With the tax season having commenced on January 24, 2022, the IRS accounts management function is facing a huge challenge. The "unprecedented inventory levels" are a huge problem.

IRS Commissioner Chuck Rettig sent an urgent message to IRS staff. He stated, "With the 2022 filing season underway, our Accounts Management (AM) function is still facing unprecedented inventory levels, which will continue to contribute to higher call volumes and related inquiries. Despite steady progress, AM's current internal resources are not sufficient to overcome this challenge. A Service-wide initiative is underway to quickly establish an Inventory Surge Team that will help us address the inventory, recover from this tremendous challenge and improve the taxpayer experience."

Commissioner Rettig describes this as an "all-hands-on-deck" crisis. The 1200 employees include many who previously served with the accounts management department.

National Treasury Employee's Union President Tony Reardon indicated that his organization will accept the emergency transfers. Reardon noted, "Also, to state the obvious, this large-scale reassignment of employees is a temporary fix at best and would not be necessary if the IRS -- after a decade of budget and staffing cuts -- had the funding and the resources it needs to address the increased workload affecting every division of the agency."

National Taxpayer Advocate Erin Collins reported to Congress that these problems are "harming millions of taxpayers" and must be promptly addressed.

Paul Butler represents the IRS Small Business Self-Employed Division. At a virtual meeting on February 2, he stated, "The IRS is managing a backlog of millions of unprocessed paper returns with a workforce that has been depleted by a decade of budget cuts. Staffing was at all-time lows to begin with. Then Covid hit and the filing season got pushed back four months. Many of the people who process returns are also the people who answer phones during filing season, so they were delayed in being converted back to processing returns."

Applicable Federal Rate of 1.6% for February -- Rev. Rul. 2022-3; 2022-6 IRB 1 (18 Jan 2022)

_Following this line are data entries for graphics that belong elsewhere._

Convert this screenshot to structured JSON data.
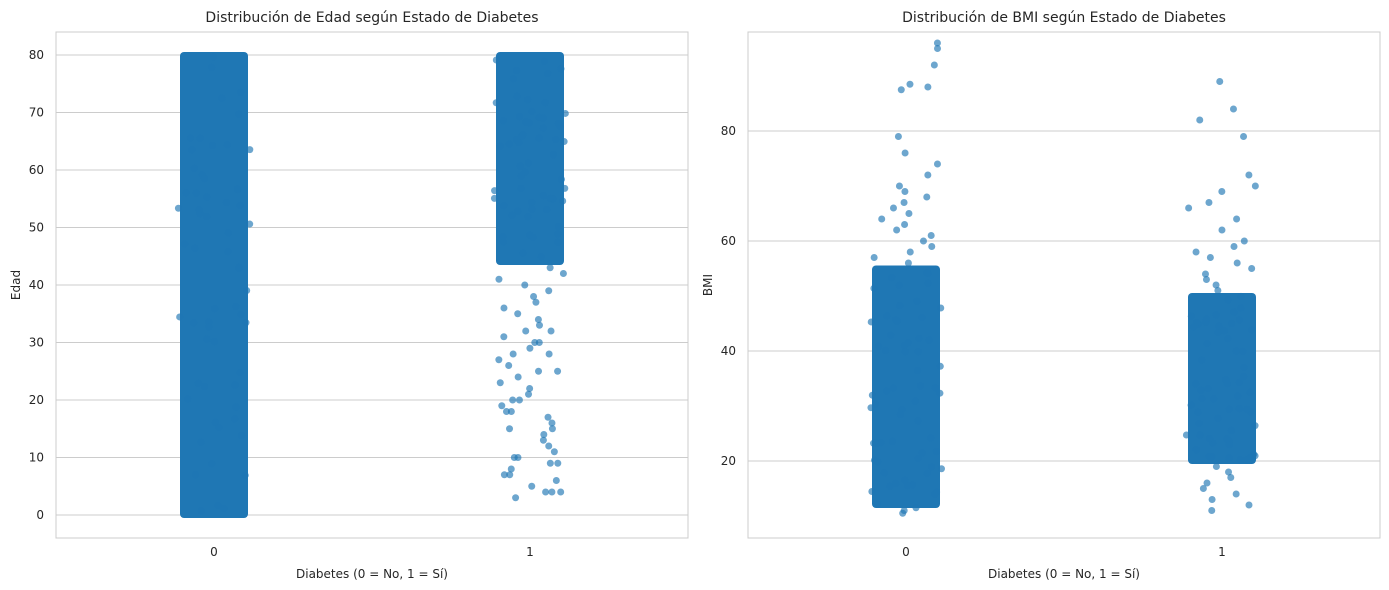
{
  "chart_data": [
    {
      "type": "scatter",
      "style": "strip plot (jittered)",
      "title": "Distribución de Edad según Estado de Diabetes",
      "xlabel": "Diabetes (0 = No, 1 = Sí)",
      "ylabel": "Edad",
      "categories": [
        "0",
        "1"
      ],
      "yticks": [
        "0",
        "10",
        "20",
        "30",
        "40",
        "50",
        "60",
        "70",
        "80"
      ],
      "ylim": [
        -4,
        84
      ],
      "grid": "horizontal",
      "series": [
        {
          "category": "0",
          "dense_range": [
            0,
            80
          ],
          "outliers": []
        },
        {
          "category": "1",
          "dense_range": [
            44,
            80
          ],
          "outliers": [
            3,
            4,
            4,
            4,
            5,
            6,
            7,
            7,
            8,
            9,
            9,
            10,
            10,
            11,
            12,
            13,
            14,
            15,
            15,
            16,
            17,
            18,
            18,
            19,
            20,
            20,
            21,
            22,
            23,
            24,
            25,
            25,
            26,
            27,
            28,
            28,
            29,
            30,
            30,
            31,
            32,
            32,
            33,
            34,
            35,
            36,
            37,
            38,
            39,
            40,
            41,
            42,
            43
          ]
        }
      ]
    },
    {
      "type": "scatter",
      "style": "strip plot (jittered)",
      "title": "Distribución de BMI según Estado de Diabetes",
      "xlabel": "Diabetes (0 = No, 1 = Sí)",
      "ylabel": "BMI",
      "categories": [
        "0",
        "1"
      ],
      "yticks": [
        "20",
        "40",
        "60",
        "80"
      ],
      "ylim": [
        6,
        98
      ],
      "grid": "horizontal",
      "series": [
        {
          "category": "0",
          "dense_range": [
            12,
            55
          ],
          "outliers": [
            10.5,
            11,
            11.5,
            56,
            57,
            58,
            59,
            60,
            61,
            62,
            63,
            64,
            65,
            66,
            67,
            68,
            69,
            70,
            72,
            74,
            76,
            79,
            87.5,
            88,
            88.5,
            92,
            95,
            96
          ]
        },
        {
          "category": "1",
          "dense_range": [
            20,
            50
          ],
          "outliers": [
            11,
            12,
            13,
            14,
            15,
            16,
            17,
            18,
            19,
            51,
            52,
            53,
            54,
            55,
            56,
            57,
            58,
            59,
            60,
            62,
            64,
            66,
            67,
            69,
            70,
            72,
            79,
            82,
            84,
            89
          ]
        }
      ]
    }
  ],
  "colors": {
    "point": "#1f77b4",
    "grid": "#cccccc",
    "spine": "#cccccc"
  }
}
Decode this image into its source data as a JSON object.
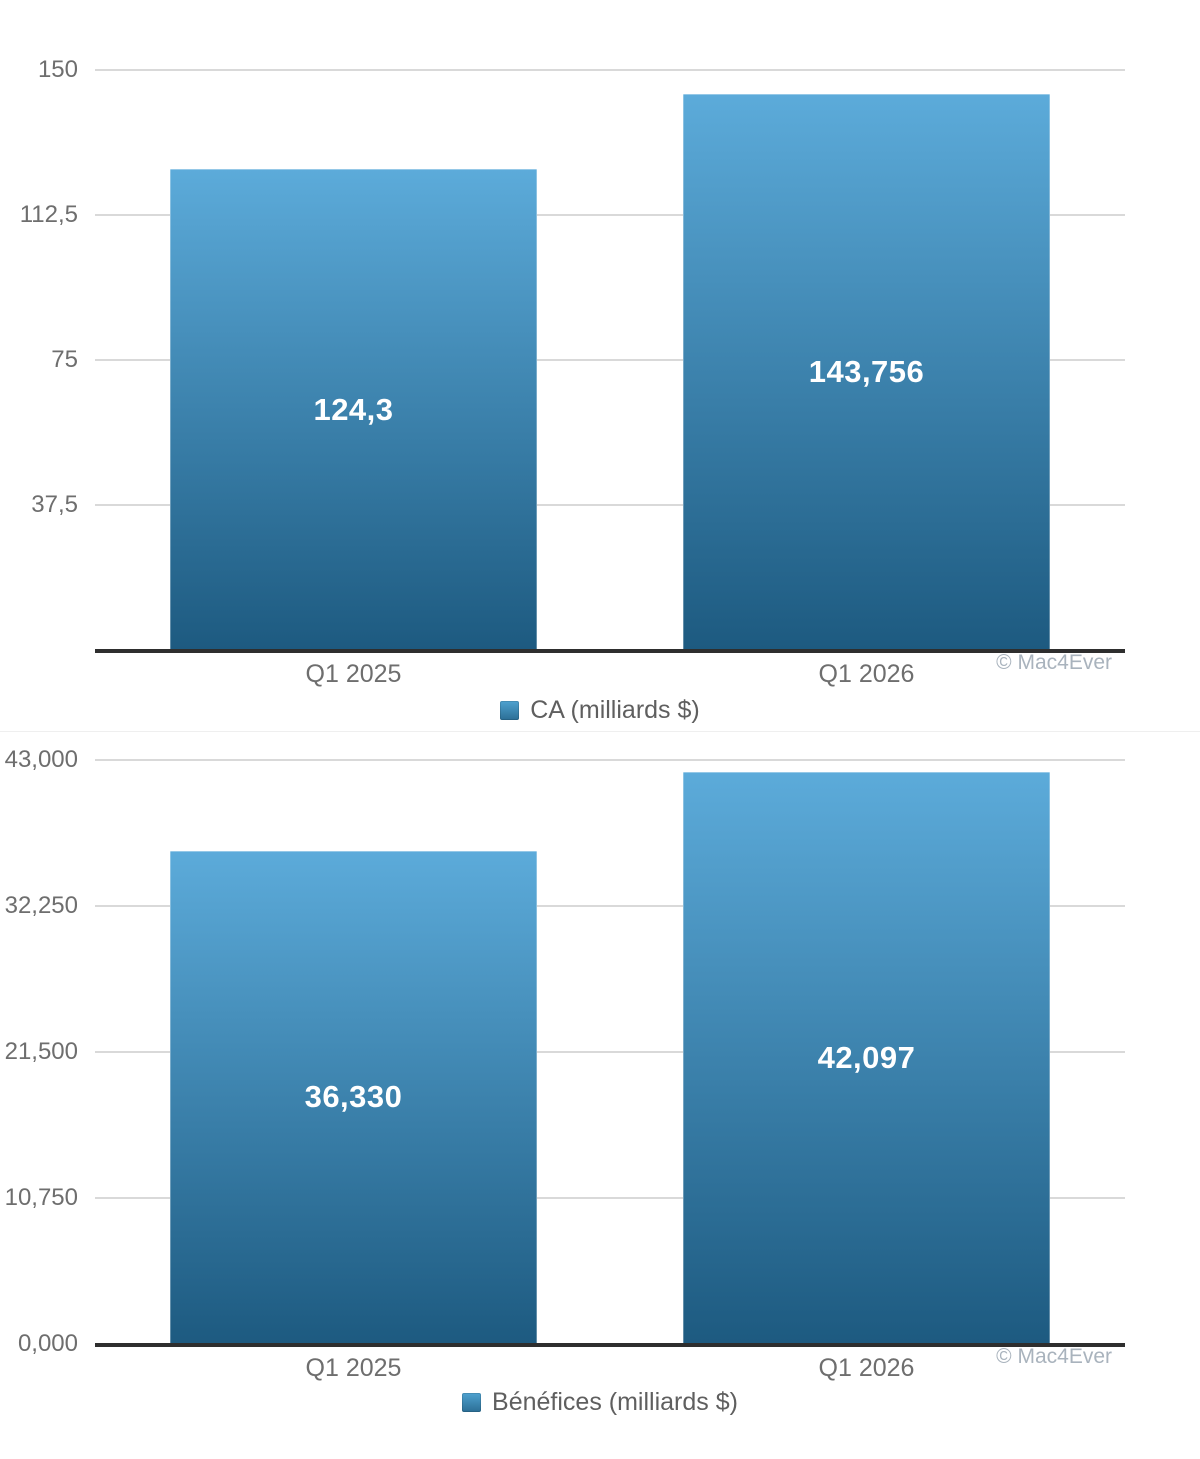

The IRS has announced the Applicable Federal Rate (AFR) for February of 2022. The AFR under Section 7520 for the month of February is 1.6%. The rates for January of 1.6% or December of 1.6% also may be used. The highest AFR is beneficial for charitable deductions of remainder interests. The lowest AFR is best for lead trusts and life estate reserved agreements. With a gift annuity, if the annuitant desires greater tax-free payments the lowest AFR is preferable. During 2022, pooled income funds in existence less than three tax years must use a 1.6% deemed rate of return.